Antispecismo, cosa significa?
Da dove nasce il termine “antispecismo”? Che cosa significa? Cosa lo differenzia dallo “specismo”? Facciamo chiarezza su un argomento attuale e controverso
«Penso alle mucche, ai vitelli, al toro; capre e pecore e perfino […] all’umile maiale, come a rappresentazioni celesti: mansuete, dolorose sempre, benevole sempre, magnifiche. Non vedo perché l’uomo debba pensare che gli appartengono, che sono suoi propri, che può distruggerli, usarli. Concetto tra i più barbari e nefasti, da cui procede tutta la immedicabile violenza umana, l’essere micidiale della storia, la cui meta sembra solo l’accrescimento di sé, tramite il possesso e la distruzione dell’altro da sé. […] Più uccidiamo e più siamo uccisi. Più degradiamo e più siamo degradati»
Anna Maria Ortese, Corpo celeste
INQUADRAMENTO STORICO
Il termine “specismo” compare per la prima volta nel 1970 in un opuscolo contro gli esperimenti sugli animali scritto dallo psicologo Richard D. Ryder. Nell’opuscolo Ryder sosteneva che il tentativo di ottenere benefici per la specie umana attraverso l’abuso di individui di altre specie è «semplicemente specismo e come tale si basa su ragioni morali egoistiche piuttosto che su ragioni razionali». Un anno più tardi, nel 1971, in un saggio egli paragona lo specismo al razzismo, giudicandole due identiche forme di pregiudizio: «(…) L’irrazionalità in entrambe le forme di pregiudizio è identica. Se viene accettato come moralmente sbagliato infliggere deliberatamente sofferenza a creature umane innocenti, è conseguentemente logico considerare anche sbagliato infliggere sofferenza a individui innocenti di altre specie».
Solo nel 1975 però questo termine verrà reso popolare da Peter Singer nel suo libro-manifesto del movimento animalista “Liberazione animale”. Secondo Singer, specismo è: «Un pregiudizio o atteggiamento di prevenzione a favore degli interessi dei membri della propria specie e a sfavore di quelli dei membri di altre specie».
Sempre Singer ritiene lo specismo parte integrante di quella lunga serie di violazioni del principio di eguaglianza, che hanno nel razzismo e nel sessismo le loro espressioni intra-specifiche più note.
Il razzista viola il principio di eguaglianza attribuendo maggior peso agli interessi dei membri della sua razza qualora si verifichi un conflitto tra gli interessi di questi ultimi e quelli dei membri di un’altra razza.
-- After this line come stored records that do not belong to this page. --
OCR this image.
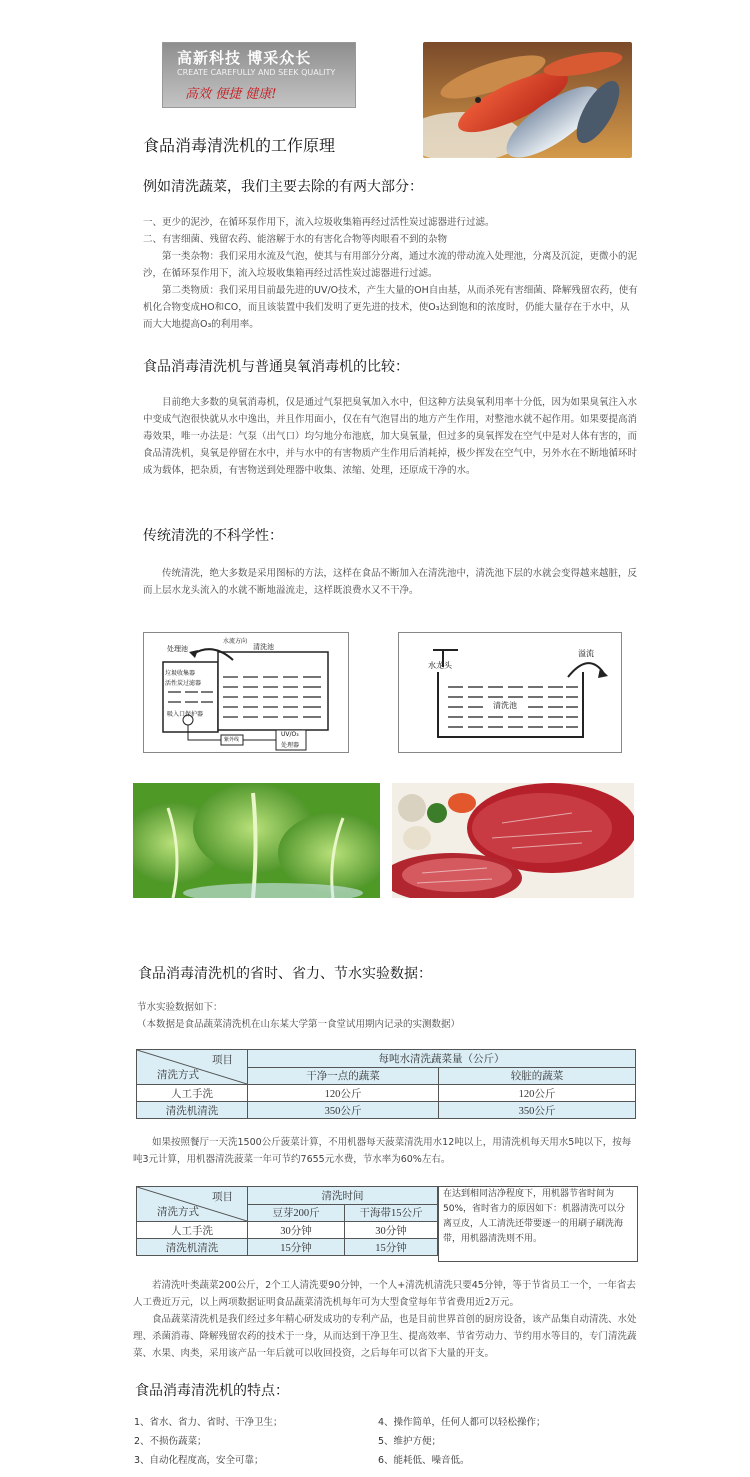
高新科技 博采众长
CREATE CAREFULLY AND SEEK QUALITY
高效 便捷 健康!
食品消毒清洗机的工作原理
例如清洗蔬菜，我们主要去除的有两大部分：
一、更少的泥沙，在循环泵作用下，流入垃圾收集箱再经过活性炭过滤器进行过滤。
二、有害细菌、残留农药、能溶解于水的有害化合物等肉眼看不到的杂物
第一类杂物：我们采用水流及气泡，使其与有用部分分离，通过水流的带动流入处理池，分离及沉淀，更微小的泥沙，在循环泵作用下，流入垃圾收集箱再经过活性炭过滤器进行过滤。
第二类物质：我们采用目前最先进的UV/O技术，产生大量的OH自由基，从而杀死有害细菌、降解残留农药，使有机化合物变成HO和CO，而且该装置中我们发明了更先进的技术，使O₃达到饱和的浓度时，仍能大量存在于水中，从而大大地提高O₃的利用率。
食品消毒清洗机与普通臭氧消毒机的比较：
目前绝大多数的臭氧消毒机，仅是通过气泵把臭氧加入水中，但这种方法臭氧利用率十分低，因为如果臭氧注入水中变成气泡很快就从水中逸出，并且作用面小，仅在有气泡冒出的地方产生作用，对整池水就不起作用。如果要提高消毒效果，唯一办法是：气泵（出气口）均匀地分布池底，加大臭氧量，但过多的臭氧挥发在空气中是对人体有害的，而食品清洗机，臭氧是停留在水中，并与水中的有害物质产生作用后消耗掉，极少挥发在空气中，另外水在不断地循环时成为载体，把杂质，有害物送到处理器中收集、浓缩、处理，还原成干净的水。
传统清洗的不科学性：
传统清洗，绝大多数是采用图标的方法，这样在食品不断加入在清洗池中，清洗池下层的水就会变得越来越脏，反而上层水龙头流入的水就不断地溢流走，这样既浪费水又不干净。
处理池
水流方向
清洗池
垃圾收集器
活性炭过滤器
吸入口保护器
紫外线
UV/O₃
处理器
水龙头
溢流
清洗池
食品消毒清洗机的省时、省力、节水实验数据：
节水实验数据如下：
（本数据是食品蔬菜清洗机在山东某大学第一食堂试用期内记录的实测数据）
项目
清洗方式	每吨水清洗蔬菜量（公斤）	
	干净一点的蔬菜	较脏的蔬菜
人工手洗	120公斤	120公斤
清洗机清洗	350公斤	350公斤
如果按照餐厅一天洗1500公斤菠菜计算，不用机器每天菠菜清洗用水12吨以上，用清洗机每天用水5吨以下，按每吨3元计算，用机器清洗菠菜一年可节约7655元水费，节水率为60%左右。
项目
清洗方式	清洗时间	
	豆芽200斤	干海带15公斤
人工手洗	30分钟	30分钟
清洗机清洗	15分钟	15分钟
在达到相同洁净程度下，用机器节省时间为50%，省时省力的原因如下：机器清洗可以分离豆皮，人工清洗还带要逐一的用刷子刷洗海带，用机器清洗则不用。
若清洗叶类蔬菜200公斤，2个工人清洗要90分钟，一个人+清洗机清洗只要45分钟，等于节省员工一个，一年省去人工费近万元，以上两项数据证明食品蔬菜清洗机每年可为大型食堂每年节省费用近2万元。
食品蔬菜清洗机是我们经过多年精心研发成功的专利产品，也是目前世界首创的厨房设备，该产品集自动清洗、水处理、杀菌消毒、降解残留农药的技术于一身，从而达到干净卫生、提高效率、节省劳动力、节约用水等目的，专门清洗蔬菜、水果、肉类，采用该产品一年后就可以收回投资，之后每年可以省下大量的开支。
食品消毒清洗机的特点：
1、省水、省力、省时、干净卫生；
2、不损伤蔬菜；
3、自动化程度高，安全可靠；
4、操作简单，任何人都可以轻松操作；
5、维护方便；
6、能耗低、噪音低。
Il sessista viola il principio di eguaglianza favorendo gli interessi del proprio sesso. Analogamente, lo specista permette che gli interessi della sua specie prevalgano su interessi superiori dei membri di altre specie. Lo schema è lo stesso in ciascun caso. Singer
Molti anni più tardi, nel 2002, il sociologo David Nibert fa un passo più avanti, definendo lo specismo come «un’ideologia creata e diffusa per legittimare l’uccisione e lo sfruttamento degli altri animali». In tal modo la responsabilità dell’oppressione animale viene spostata dal singolo individuo alle condizioni sociali (che influenzano il singolo individuo): nella definizione di Nibert lo specismo non è limitato al concetto di un semplice pregiudizio (un atteggiamento individuale), ma è identificato come un sistema di credenze socialmente condivise che permettono e rinforzano questo stesso pregiudizio contro esseri senzienti appartenenti a specie diverse da quella umana.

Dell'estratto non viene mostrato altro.